Friday, November 22, 2024

Sudan Tribune

Plural news and views on Sudan

On This They Do Agree

By ALLEN D. HERTZKE,
WALL STREET JOURNAL

OCT. 10, 2003 — Imagine an event akin to the fall of apartheid, a human-rights breakthrough that for millions of black Africans could mean an end to massacres, ethnic cleansing and enslavement by a despotic regime. Imagine, too, that this event would not have occurred without a grass-roots movement in the U.S. whose campaign of pressure and exposure helped force the regime to relent.

Front-page news, one might think. Feature stories on the nightly news. Yet the recent U.S.-brokered security pact between the government of Sudan and rebel groups earned only perfunctory treatment in the press. This despite the fact that the pact may end a civil war that over the past 20 years has killed two million people, displaced another five million and rekindled a slave trade reminiscent of centuries past.

A clue to this puzzle appeared in a Sept. 26 New York Times story, in which the war in Sudan was described as a “pet cause of many American religious conservatives.” Would the Times have similarly described the plight of Soviet Jewry as a “pet cause” of American Jews or apartheid a “pet cause” of African-Americans?

Such patronizing illustrates how the Sudan cause becomes “tainted” by association with evangelical Christians, whose efforts keep pressure on the Khartoum regime by documenting and publicizing its depredations. It isn’t only the efforts of evangelicals, of course. Jewish leaders, Catholics, Episcopalians and African-American pastors from many denominations all contribute. Former Sudanese slaves speak at synagogues and black churches; lay evangelicals from the heartland travel to Washington to join with civil-rights leaders in demonstrations; and campus activists have helped organize a divestment campaign that has resulted in plummeting stock prices for oil companies doing business in Sudan.

This story of human-rights activism offers one example among many of a new generation of evangelicals quite comfortable in forming coalitions with those they may oppose on some hot-button domestic concerns. Leaders like Charles Colson of Prison Fellowship, Richard Land of the Southern Baptist Convention and Richard Cizik of the National Association of Evangelicals worked closely with liberal Jews and Tibetan Buddhists to press landmark international religious freedom legislation in 1998. They joined with Gloria Steinem and all the major feminist organizations to pass the Victims of Trafficking and Protection Act of 2000 and with the Congressional Black Caucus for passage of the Sudan Peace Act of 2002. In 2003 they worked with Ted Kennedy and civil-liberties groups such as the NAACP, La Raza and Human Rights Watch to pass legislation targeting prison rape.

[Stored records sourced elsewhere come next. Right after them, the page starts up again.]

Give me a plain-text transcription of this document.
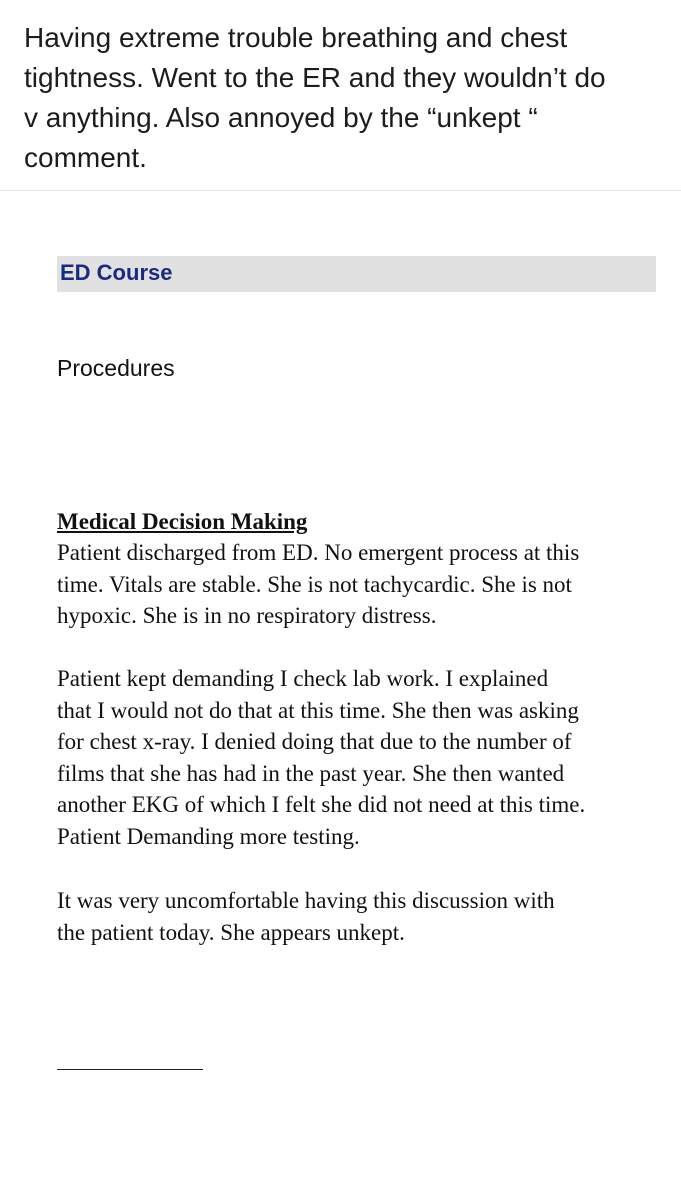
Having extreme trouble breathing and chest
tightness. Went to the ER and they wouldn’t do
v anything. Also annoyed by the “unkept “
comment.
ED Course
Procedures
Medical Decision Making
Patient discharged from ED. No emergent process at this
time. Vitals are stable. She is not tachycardic. She is not
hypoxic. She is in no respiratory distress.
Patient kept demanding I check lab work. I explained
that I would not do that at this time. She then was asking
for chest x-ray. I denied doing that due to the number of
films that she has had in the past year. She then wanted
another EKG of which I felt she did not need at this time.
Patient Demanding more testing.
It was very uncomfortable having this discussion with
the patient today. She appears unkept.
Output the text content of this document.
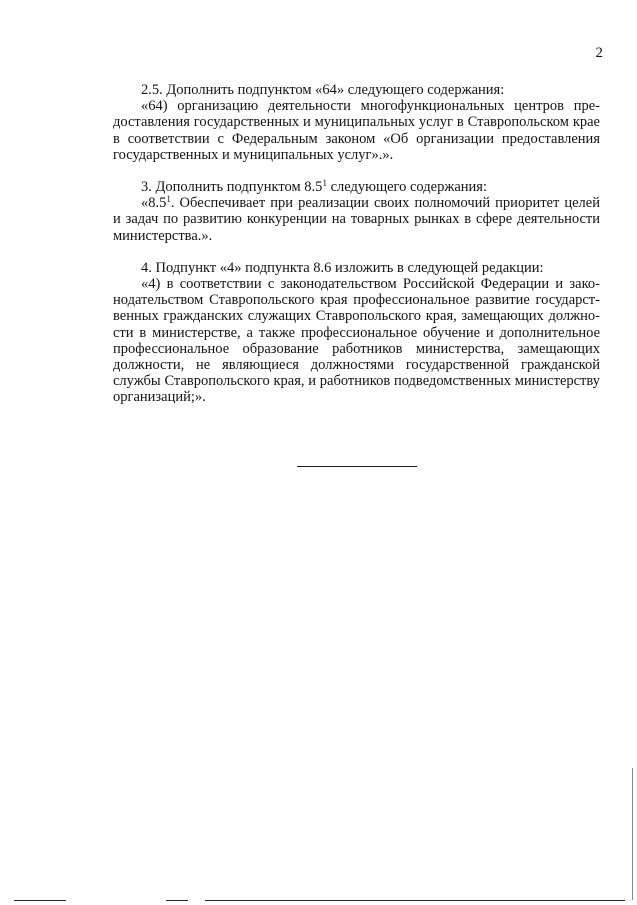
2

2.5. Дополнить подпунктом «64» следующего содержания:

«64) организацию деятельности многофункциональных центров предоставления государственных и муниципальных услуг в Ставропольском крае в соответствии с Федеральным законом «Об организации предоставления государственных и муниципальных услуг».».

3. Дополнить подпунктом $8.5^1$ следующего содержания:

«$8.5^1$. Обеспечивает при реализации своих полномочий приоритет целей и задач по развитию конкуренции на товарных рынках в сфере деятельности министерства.».

4. Подпункт «4» подпункта 8.6 изложить в следующей редакции:

«4) в соответствии с законодательством Российской Федерации и законодательством Ставропольского края профессиональное развитие государственных гражданских служащих Ставропольского края, замещающих должности в министерстве, а также профессиональное обучение и дополнительное профессиональное образование работников министерства, замещающих должности, не являющиеся должностями государственной гражданской службы Ставропольского края, и работников подведомственных министерству организаций;».
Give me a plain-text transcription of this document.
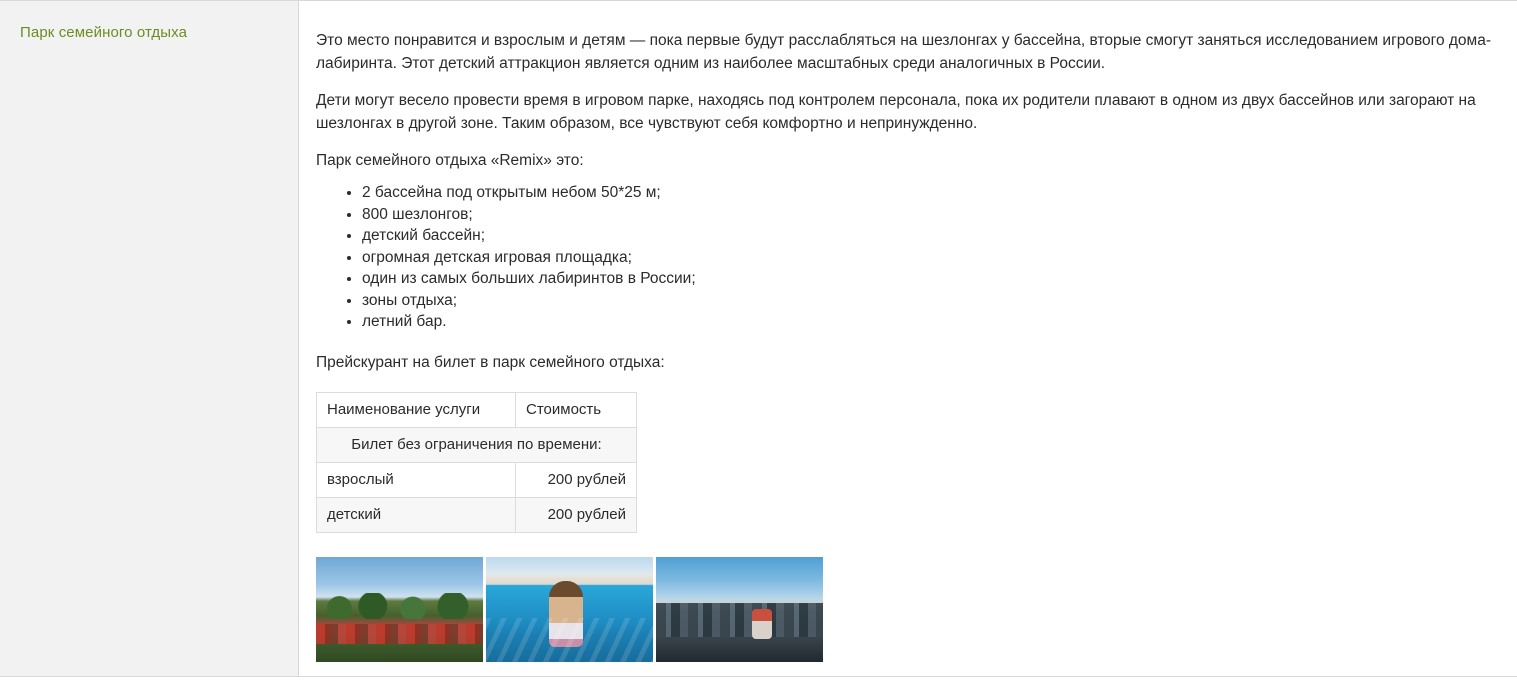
Парк семейного отдыха	Это место понравится и взрослым и детям — пока первые будут расслабляться на шезлонгах у бассейна, вторые смогут заняться исследованием игрового дома-лабиринта. Этот детский аттракцион является одним из наиболее масштабных среди аналогичных в России.

Дети могут весело провести время в игровом парке, находясь под контролем персонала, пока их родители плавают в одном из двух бассейнов или загорают на шезлонгах в другой зоне. Таким образом, все чувствуют себя комфортно и непринужденно.

Парк семейного отдыха «Remix» это:

• 2 бассейна под открытым небом 50*25 м;
• 800 шезлонгов;
• детский бассейн;
• огромная детская игровая площадка;
• один из самых больших лабиринтов в России;
• зоны отдыха;
• летний бар.

Прейскурант на билет в парк семейного отдыха:

Наименование услуги	Стоимость
Билет без ограничения по времени:	
взрослый	200 рублей
детский	200 рублей
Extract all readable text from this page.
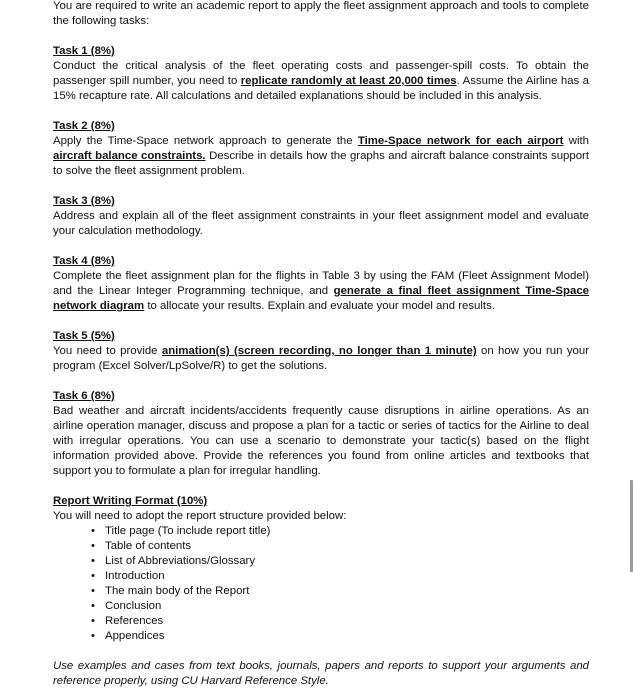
You are required to write an academic report to apply the fleet assignment approach and tools to complete the following tasks:

Task 1 (8%)

Conduct the critical analysis of the fleet operating costs and passenger-spill costs. To obtain the passenger spill number, you need to replicate randomly at least 20,000 times. Assume the Airline has a 15% recapture rate. All calculations and detailed explanations should be included in this analysis.

Task 2 (8%)

Apply the Time-Space network approach to generate the Time-Space network for each airport with aircraft balance constraints. Describe in details how the graphs and aircraft balance constraints support to solve the fleet assignment problem.

Task 3 (8%)

Address and explain all of the fleet assignment constraints in your fleet assignment model and evaluate your calculation methodology.

Task 4 (8%)

Complete the fleet assignment plan for the flights in Table 3 by using the FAM (Fleet Assignment Model) and the Linear Integer Programming technique, and generate a final fleet assignment Time-Space network diagram to allocate your results. Explain and evaluate your model and results.

Task 5 (5%)

You need to provide animation(s) (screen recording, no longer than 1 minute) on how you run your program (Excel Solver/LpSolve/R) to get the solutions.

Task 6 (8%)

Bad weather and aircraft incidents/accidents frequently cause disruptions in airline operations. As an airline operation manager, discuss and propose a plan for a tactic or series of tactics for the Airline to deal with irregular operations. You can use a scenario to demonstrate your tactic(s) based on the flight information provided above. Provide the references you found from online articles and textbooks that support you to formulate a plan for irregular handling.

Report Writing Format (10%)

You will need to adopt the report structure provided below:

• Title page (To include report title)
• Table of contents
• List of Abbreviations/Glossary
• Introduction
• The main body of the Report
• Conclusion
• References
• Appendices

Use examples and cases from text books, journals, papers and reports to support your arguments and reference properly, using CU Harvard Reference Style.
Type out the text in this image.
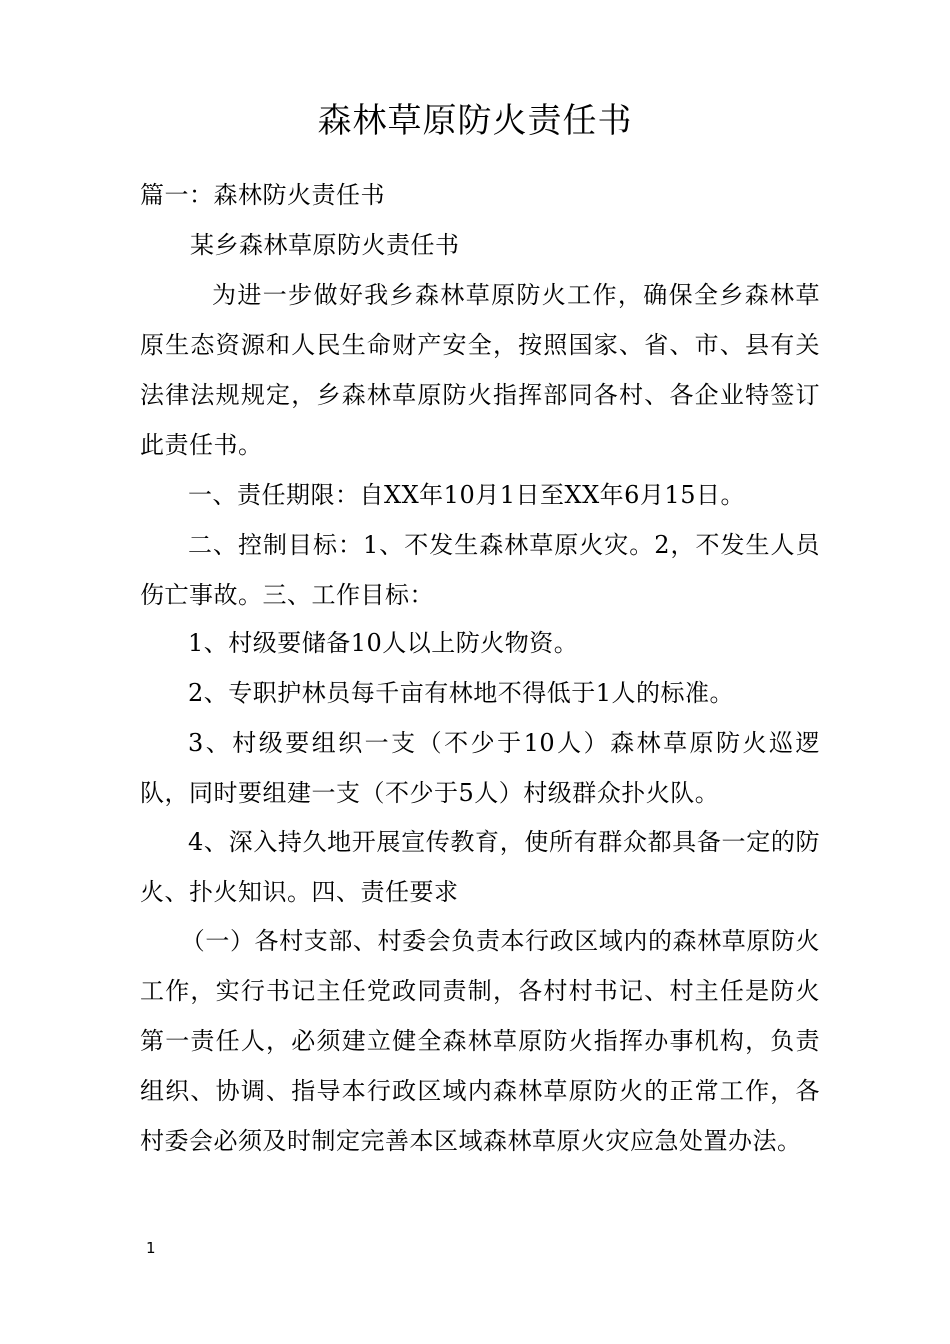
森林草原防火责任书
篇一：森林防火责任书
某乡森林草原防火责任书
为进一步做好我乡森林草原防火工作，确保全乡森林草原生态资源和人民生命财产安全，按照国家、省、市、县有关法律法规规定，乡森林草原防火指挥部同各村、各企业特签订此责任书。
一、责任期限：自XX年10月1日至XX年6月15日。
二、控制目标：1、不发生森林草原火灾。2，不发生人员伤亡事故。三、工作目标：
1、村级要储备10人以上防火物资。
2、专职护林员每千亩有林地不得低于1人的标准。
3、村级要组织一支（不少于10人）森林草原防火巡逻队，同时要组建一支（不少于5人）村级群众扑火队。
4、深入持久地开展宣传教育，使所有群众都具备一定的防火、扑火知识。四、责任要求
（一）各村支部、村委会负责本行政区域内的森林草原防火工作，实行书记主任党政同责制，各村村书记、村主任是防火第一责任人，必须建立健全森林草原防火指挥办事机构，负责组织、协调、指导本行政区域内森林草原防火的正常工作，各村委会必须及时制定完善本区域森林草原火灾应急处置办法。
1
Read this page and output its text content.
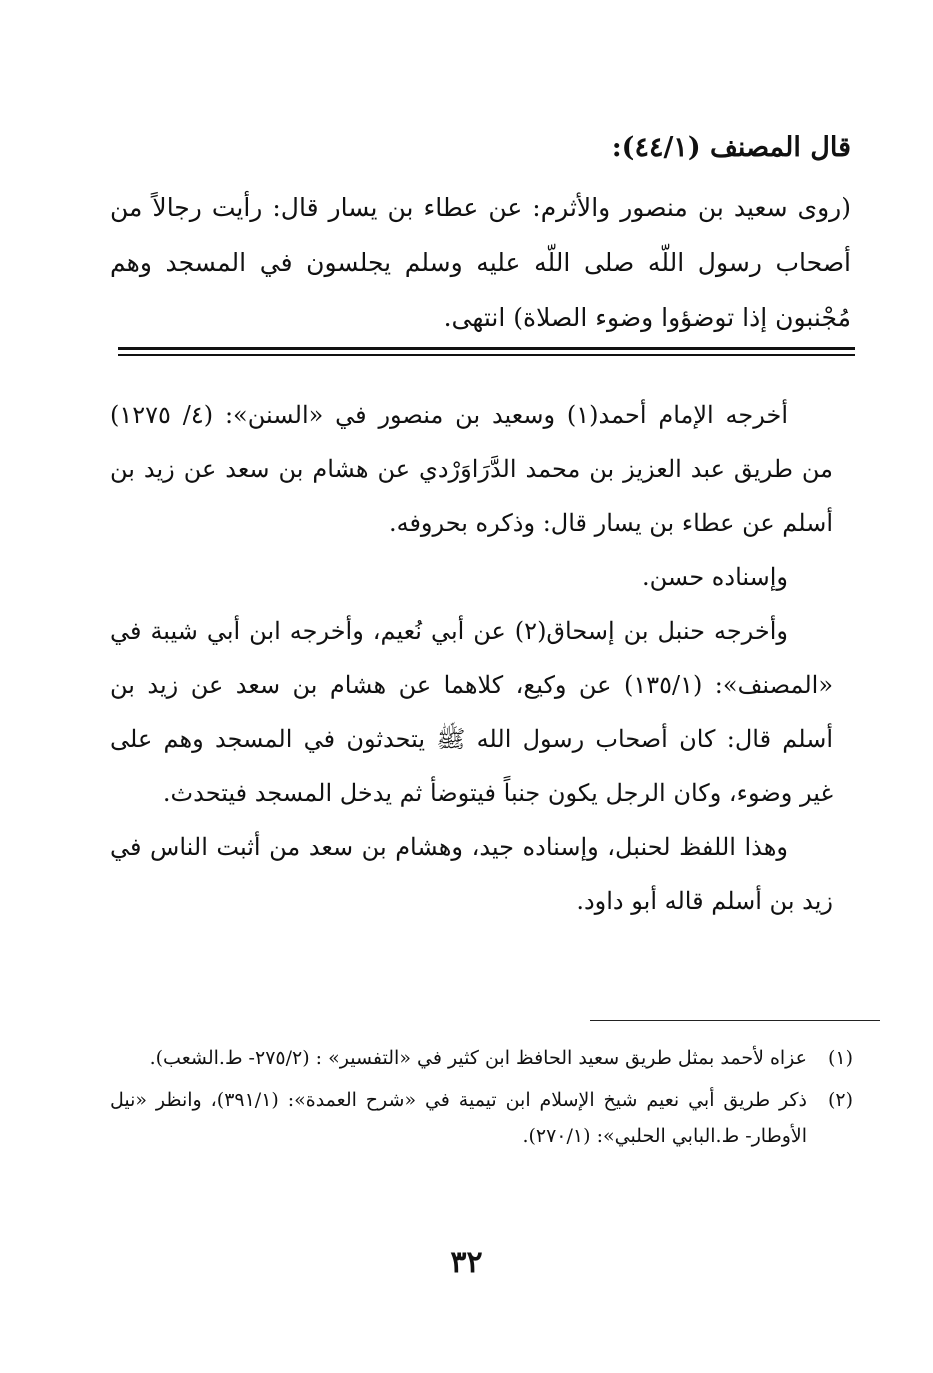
قال المصنف (٤٤/١):
(روى سعيد بن منصور والأثرم: عن عطاء بن يسار قال: رأيت رجالاً من أصحاب رسول اللّه صلى اللّه عليه وسلم يجلسون في المسجد وهم مُجْنبون إذا توضؤوا وضوء الصلاة) انتهى.

أخرجه الإمام أحمد(١) وسعيد بن منصور في «السنن»: (٤/ ١٢٧٥) من طريق عبد العزيز بن محمد الدَّرَاوَرْدي عن هشام بن سعد عن زيد بن أسلم عن عطاء بن يسار قال: وذكره بحروفه.

وإسناده حسن.

وأخرجه حنبل بن إسحاق(٢) عن أبي نُعيم، وأخرجه ابن أبي شيبة في «المصنف»: (١٣٥/١) عن وكيع، كلاهما عن هشام بن سعد عن زيد بن أسلم قال: كان أصحاب رسول الله ﷺ يتحدثون في المسجد وهم على غير وضوء، وكان الرجل يكون جنباً فيتوضأ ثم يدخل المسجد فيتحدث.

وهذا اللفظ لحنبل، وإسناده جيد، وهشام بن سعد من أثبت الناس في زيد بن أسلم قاله أبو داود.

(١)
عزاه لأحمد بمثل طريق سعيد الحافظ ابن كثير في «التفسير» : (٢٧٥/٢- ط.الشعب).
(٢)
ذكر طريق أبي نعيم شيخ الإسلام ابن تيمية في «شرح العمدة»: (٣٩١/١)، وانظر «نيل الأوطار- ط.البابي الحلبي»: (٢٧٠/١).
٣٢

Evangelicals are now leading similar coalitions on behalf of North Korean refugees, and their activism represents the main bulwark against granting further license to the Pyongyang regime to perpetuate its internal human-rights atrocities in return for “concessions” on the international front.

These initiatives are making a difference. Take the actions of the anti-trafficking office at the State Department, headed up by John Miller, a Jew whose appointment by President Bush was vigorously pressed by evangelicals. Declaring his mission as nothing less than leading the effort “to abolish modern-day slavery,” Mr. Miller went to work with all the resources at his disposal. The result: Anti-trafficking laws pass in the Philippines, Haiti, Burkina Faso and Georgia; scores of arrests occur in Serbia and Cambodia; and a major crackdown begins on India’s child-prostitution industry.

The vast majority of Christians, including evangelicals, now live in the developing world, and many suffer amid poverty, oppression and persecution. Their plight informs sister churches in America and animates a growing humanitarian and human-rights quest that resembles the efforts of such evangelical giants as William Wilberforce, the British parliamentarian who led the fight against slavery in the late 18th and early 19th centuries.

It is high time, therefore, to end the blindness that causes a great human-rights movement to be tainted by the fact that it is led by believing Christians.

Mr. Hertzke is a professor of political science and director of religious studies at the University of Oklahoma.